Speaking at NIST headquarters in Gaithersburg, Mikulski stressed the seriousness of the threat posed by hackers on “not only our state secrets, but our trade secrets,” and said the center will help keep digital data secure from other nation-states.
“America is under attack,” she said, warning that America stands ready to retaliate.
Lt. Gov. Anthony Brown and Montgomery County Executive Isiah Leggett praised Mikulksi for securing federal funding for the initiative.
“She’s hot. She’s on fire. She’s the cyber warrior,” said Brown, referring to Mikulksi.
The center is part of an effort to make Maryland the leader in cybersecurity.
Since January 2010, nearly 800 new cybersecurity jobs have been created in Maryland, according to a report issued by the state government. The planned Cyber Center of Excellence will bring 23 jobs.

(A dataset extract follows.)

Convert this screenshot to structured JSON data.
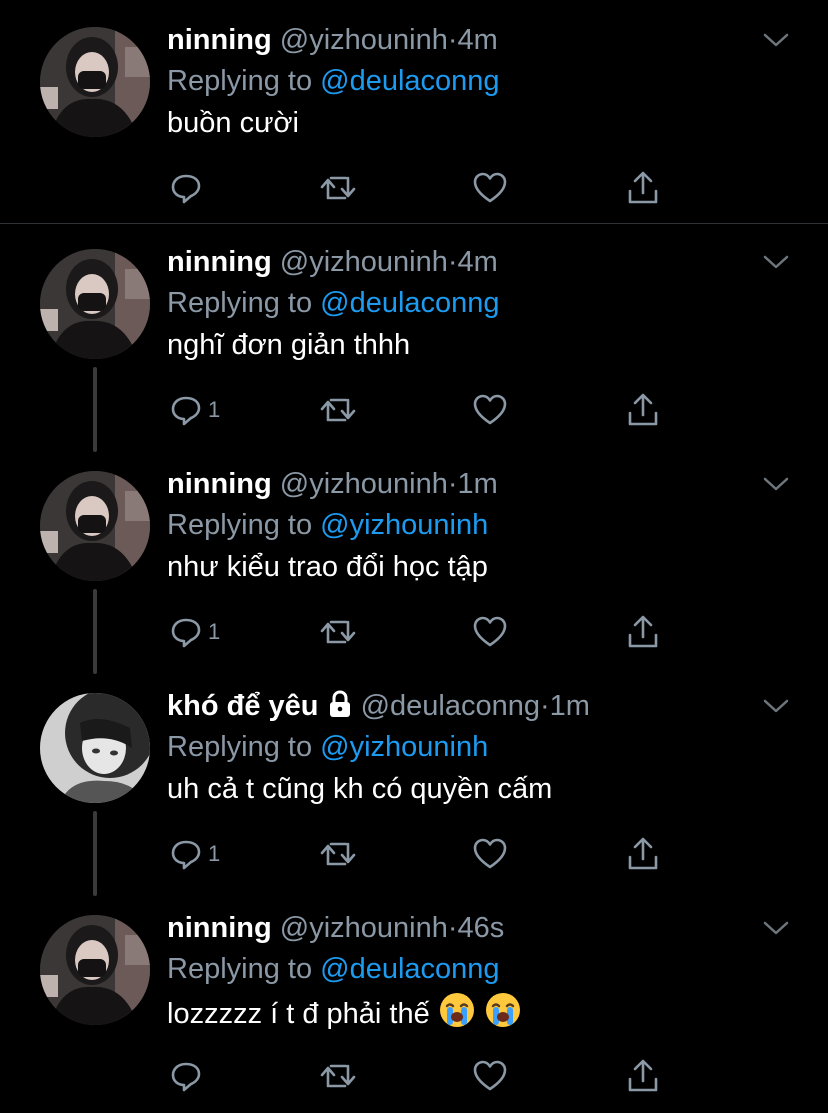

The speakers also praised the state’s highly educated workforce and the state universities’ efforts to train students in cybersecurity. The University of Maryland, Baltimore County and the University of Maryland University College have recently added cybersecurity degree programs. UMBC also offers nondegree training programs on cybersecurity to working professionals, said Kent Malwitz, a vice president at UMBC.

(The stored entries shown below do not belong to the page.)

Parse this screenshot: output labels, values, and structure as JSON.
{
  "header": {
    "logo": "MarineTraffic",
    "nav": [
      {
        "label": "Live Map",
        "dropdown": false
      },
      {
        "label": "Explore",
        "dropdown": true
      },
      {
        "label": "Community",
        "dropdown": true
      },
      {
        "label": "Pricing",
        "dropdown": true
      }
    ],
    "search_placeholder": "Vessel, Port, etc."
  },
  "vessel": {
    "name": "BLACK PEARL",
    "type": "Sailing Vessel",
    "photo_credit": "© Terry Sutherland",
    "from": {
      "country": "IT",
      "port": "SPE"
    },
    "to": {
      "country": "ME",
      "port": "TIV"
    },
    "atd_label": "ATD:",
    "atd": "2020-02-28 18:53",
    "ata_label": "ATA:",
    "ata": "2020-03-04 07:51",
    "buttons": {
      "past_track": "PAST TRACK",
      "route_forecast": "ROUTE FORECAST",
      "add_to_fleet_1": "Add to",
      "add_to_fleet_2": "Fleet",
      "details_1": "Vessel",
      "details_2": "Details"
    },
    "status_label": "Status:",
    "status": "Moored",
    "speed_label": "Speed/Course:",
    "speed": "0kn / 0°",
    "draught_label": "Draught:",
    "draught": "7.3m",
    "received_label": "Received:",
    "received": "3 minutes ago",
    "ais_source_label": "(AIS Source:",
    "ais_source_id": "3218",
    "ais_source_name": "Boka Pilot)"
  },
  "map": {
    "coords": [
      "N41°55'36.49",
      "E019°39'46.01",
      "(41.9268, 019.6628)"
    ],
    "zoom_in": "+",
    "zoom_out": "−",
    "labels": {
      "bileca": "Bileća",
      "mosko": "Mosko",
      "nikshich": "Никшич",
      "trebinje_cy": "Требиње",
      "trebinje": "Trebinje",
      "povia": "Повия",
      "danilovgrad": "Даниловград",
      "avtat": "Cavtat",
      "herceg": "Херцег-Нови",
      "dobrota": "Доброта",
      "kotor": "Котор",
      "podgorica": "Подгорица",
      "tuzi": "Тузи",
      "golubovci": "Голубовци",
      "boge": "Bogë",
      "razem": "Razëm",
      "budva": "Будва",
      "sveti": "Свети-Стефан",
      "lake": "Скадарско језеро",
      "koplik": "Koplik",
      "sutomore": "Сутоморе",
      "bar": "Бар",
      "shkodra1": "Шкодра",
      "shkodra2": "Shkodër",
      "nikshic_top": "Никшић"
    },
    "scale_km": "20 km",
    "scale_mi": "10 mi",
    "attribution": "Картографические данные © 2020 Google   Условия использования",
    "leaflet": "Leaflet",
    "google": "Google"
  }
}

“The University of Maryland and its campuses, Morgan, Bowie, and UMBC, are developing the best cybersecurity workforce in the world,” said Mikulski.
The Center for Excellence will focus on “tech transfer,” said NIST Director Patrick Gallagher.
That means it will encourage private companies to learn about and apply the public sectors cybersecurity advances to their own products and applications. The center is meant to enable cooperation between companies and between the public and private centers, as well as academia.
Mikulski said that she doesn’t want Maryland companies to resemble Kodak.
The company invented the digital camera, but the invention “sat on a shelf,” she said.
Now Kodak is in bankruptcy proceedings because others commercialized the digital camera and undermined Kodak’s traditional photography business.
The creation of the National Cyber Center of Excellence for Cyber Security fulfills a goal identified in a 2010 strategic report on cybersecurity in Maryland prepared by the Gov. Martin O’Malley administration.